Paragraaf Lokale heffingen

Inleiding

Terug naar navigatie - Inleiding

Een deel van de gemeentelijke inkomsten bestaat uit eigen belastinginkomsten. Van de belastinginkomsten behoren de onroerendezaakbelastingen (OZB), de hondenbelasting en de logiesbelasting tot de zogenoemde algemene dekkingsmiddelen.
Andere belangrijke heffingen waarmee onze gemeente kosten verhaalt, zijn de gebruiksretributies zoals de afvalstoffenheffing en de rioolheffing. Beiden worden gerekend tot de specifieke dekkingsmiddelen waarbij de baten niet mogen uitgaan boven de geraamde kosten. Dit principe geldt ook bij de door onze gemeente geheven leges op verstrekte diensten (documenten) en de exploitatie van de weekmarkt in de vorm van heffen van marktgeld.

Uitgangspunten tarievenbeleid

Terug naar navigatie - Uitgangspunten tarievenbeleid

In het coalitieakkoord 2018-2022 wordt er van uitgegaan dat er geen lastenverzwaring worden doorgevoerd. De belastingtarieven zijn voor 2019 met het inflatiepercentage (1,6%) geïndexeerd. Daarnaast zijn de tarieven voor de overige heffingen zoals afvalstoffenheffing, rioolheffing en marktgelden op een kostendekkend niveau gehandhaafd. Ook bij de leges is het uitgangspunt van kostendekkende tarieven zoveel mogelijk toegepast. Binnen de legesverordening worden er drie titels toegepast: Algemene dienstverlening, Dienstverlening vallend onder fysieke leefomgeving/omgevingsvergunning en Dienstverlening vallend onder de Europese dienstenrichtlijn. Bij het bepalen van de kostendekkendheid wordt het principe van kruissubsidiëring toegepast.

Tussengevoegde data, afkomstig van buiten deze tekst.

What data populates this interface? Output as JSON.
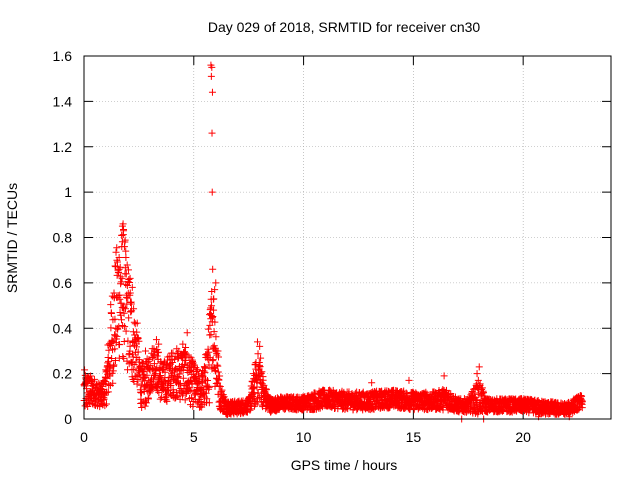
{
  "chart_data": {
    "type": "scatter",
    "title": "Day 029 of 2018, SRMTID for receiver cn30",
    "xlabel": "GPS time / hours",
    "ylabel": "SRMTID / TECUs",
    "xlim": [
      0,
      24
    ],
    "ylim": [
      0,
      1.6
    ],
    "x_ticks": [
      0,
      5,
      10,
      15,
      20
    ],
    "x_tick_labels": [
      "0",
      "5",
      "10",
      "15",
      "20"
    ],
    "y_ticks": [
      0,
      0.2,
      0.4,
      0.6,
      0.8,
      1,
      1.2,
      1.4,
      1.6
    ],
    "y_tick_labels": [
      "0",
      "0.2",
      "0.4",
      "0.6",
      "0.8",
      "1",
      "1.2",
      "1.4",
      "1.6"
    ],
    "grid": true,
    "marker": "plus",
    "series": [
      {
        "name": "SRMTID",
        "color": "#ff0000",
        "profile": [
          [
            0.0,
            0.12,
            0.1
          ],
          [
            0.2,
            0.12,
            0.08
          ],
          [
            0.5,
            0.12,
            0.06
          ],
          [
            0.8,
            0.1,
            0.05
          ],
          [
            1.0,
            0.14,
            0.08
          ],
          [
            1.2,
            0.3,
            0.2
          ],
          [
            1.4,
            0.45,
            0.25
          ],
          [
            1.6,
            0.55,
            0.3
          ],
          [
            1.8,
            0.55,
            0.3
          ],
          [
            2.0,
            0.45,
            0.25
          ],
          [
            2.2,
            0.35,
            0.2
          ],
          [
            2.4,
            0.3,
            0.15
          ],
          [
            2.6,
            0.15,
            0.1
          ],
          [
            2.8,
            0.15,
            0.1
          ],
          [
            3.0,
            0.2,
            0.1
          ],
          [
            3.2,
            0.25,
            0.1
          ],
          [
            3.4,
            0.2,
            0.1
          ],
          [
            3.6,
            0.15,
            0.1
          ],
          [
            3.8,
            0.18,
            0.1
          ],
          [
            4.0,
            0.2,
            0.1
          ],
          [
            4.3,
            0.2,
            0.12
          ],
          [
            4.6,
            0.2,
            0.12
          ],
          [
            5.0,
            0.15,
            0.1
          ],
          [
            5.3,
            0.12,
            0.08
          ],
          [
            5.5,
            0.15,
            0.1
          ],
          [
            5.7,
            0.25,
            0.2
          ],
          [
            5.85,
            0.45,
            0.2
          ],
          [
            6.0,
            0.3,
            0.2
          ],
          [
            6.2,
            0.1,
            0.06
          ],
          [
            6.5,
            0.05,
            0.03
          ],
          [
            7.0,
            0.05,
            0.03
          ],
          [
            7.5,
            0.06,
            0.03
          ],
          [
            7.8,
            0.15,
            0.1
          ],
          [
            8.0,
            0.2,
            0.12
          ],
          [
            8.2,
            0.1,
            0.06
          ],
          [
            8.5,
            0.06,
            0.03
          ],
          [
            9.0,
            0.07,
            0.03
          ],
          [
            10.0,
            0.07,
            0.03
          ],
          [
            10.5,
            0.08,
            0.04
          ],
          [
            11.0,
            0.09,
            0.04
          ],
          [
            12.0,
            0.08,
            0.04
          ],
          [
            13.0,
            0.08,
            0.04
          ],
          [
            14.0,
            0.09,
            0.04
          ],
          [
            15.0,
            0.08,
            0.04
          ],
          [
            16.0,
            0.08,
            0.04
          ],
          [
            16.5,
            0.09,
            0.05
          ],
          [
            17.0,
            0.06,
            0.03
          ],
          [
            17.5,
            0.06,
            0.03
          ],
          [
            18.0,
            0.1,
            0.08
          ],
          [
            18.3,
            0.06,
            0.03
          ],
          [
            19.0,
            0.06,
            0.03
          ],
          [
            20.0,
            0.06,
            0.03
          ],
          [
            21.0,
            0.05,
            0.03
          ],
          [
            22.0,
            0.04,
            0.03
          ],
          [
            22.3,
            0.06,
            0.03
          ],
          [
            22.7,
            0.08,
            0.03
          ]
        ],
        "samples_per_hour": 120,
        "highlights": [
          [
            1.75,
            0.85
          ],
          [
            1.78,
            0.86
          ],
          [
            1.72,
            0.76
          ],
          [
            1.8,
            0.83
          ],
          [
            1.5,
            0.7
          ],
          [
            1.6,
            0.66
          ],
          [
            1.9,
            0.74
          ],
          [
            2.1,
            0.62
          ],
          [
            2.2,
            0.58
          ],
          [
            4.7,
            0.38
          ],
          [
            5.78,
            1.56
          ],
          [
            5.82,
            1.55
          ],
          [
            5.8,
            1.51
          ],
          [
            5.85,
            1.44
          ],
          [
            5.83,
            1.26
          ],
          [
            5.84,
            1.0
          ],
          [
            5.86,
            0.66
          ],
          [
            6.0,
            0.6
          ],
          [
            5.95,
            0.57
          ],
          [
            5.9,
            0.48
          ],
          [
            7.9,
            0.34
          ],
          [
            8.0,
            0.32
          ],
          [
            16.4,
            0.19
          ],
          [
            18.0,
            0.23
          ],
          [
            17.9,
            0.2
          ],
          [
            3.3,
            0.35
          ],
          [
            3.4,
            0.33
          ],
          [
            2.8,
            0.3
          ],
          [
            4.5,
            0.33
          ],
          [
            13.1,
            0.16
          ],
          [
            14.8,
            0.17
          ],
          [
            21.9,
            0.02
          ],
          [
            20.7,
            0.01
          ],
          [
            22.1,
            0.01
          ],
          [
            17.2,
            0.0
          ],
          [
            18.2,
            0.0
          ]
        ]
      }
    ]
  }
}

Dit betekent dat alle titels tezamen worden beoordeeld voor het bepalen van de kostendekkendheid.

Wet waardering onroerende zaken (WOZ)

Terug naar navigatie - Wet waardering onroerende zaken (WOZ)

In januari 2019 zijn alle WOZ-beschikkingen verzonden. Deze beschikkingen waren voor bezwaar en beroep vatbaar. Ondanks dat er beduidend meer bezwaren zijn ontvangen heeft afhandeling voor het eind van het jaar plaatsgevonden. Bij slechts een enkel bezwaarschrift is gebruikgemaakt van de mogelijkheid om de afhandeltermijn met zes weken te verlengen.

Alle objecten zijn gewaardeerd naar het waardepeil van 1 januari 2018. De belanghebbenden (eigenaren en gebruikers) zijn in januari 2019 over de uitkomst van de waardevaststelling geïnformeerd. Deze waardevaststelling geldt voor slechts één tijdvak en is gebaseerd op een prijspeildatum die één jaar voor het tijdvak ligt.

Daarnaast is de jaarlijkse herwaardering van alle onroerende zaken voor het WOZ tijdvak 2019 uitgevoerd.

Het deel van de aanslagbiljetten/WOZ-beschikkingen wat in 2019 digitaal verzonden is via MijnOverheid bedraagt een kleine 39%. Door het meer combineren van WOZ-beschikkingen op één aanslagbiljet en diverse stopzettingen is het netto deelnemerspercentage daarmee ten opzichte van 2018 (ongeveer 44%) licht gedaald.

Taakveld 0.61 en 0.62 Onroerendezaakbelastingen (woningen, niet-woningen)

Terug naar navigatie - Taakveld 0.61 en 0.62 Onroerendezaakbelastingen (woningen, niet-woningen)

De onroerendezaakbelastingen (OZB) zijn de belangrijkste gemeentelijke belastingen. De opbrengst behoort tot de algemene dekkingsmiddelen en mag vrij worden besteed. De gemeente is autonoom bij het bepalen van de OZB-tarieven. Om de lokale lastendruk te beheersen stelt de rijksoverheid jaarlijks een plafond (macronorm) vast waarbinnen de tarieven onroerende zaakbelastingen jaarlijks mogen stijgen.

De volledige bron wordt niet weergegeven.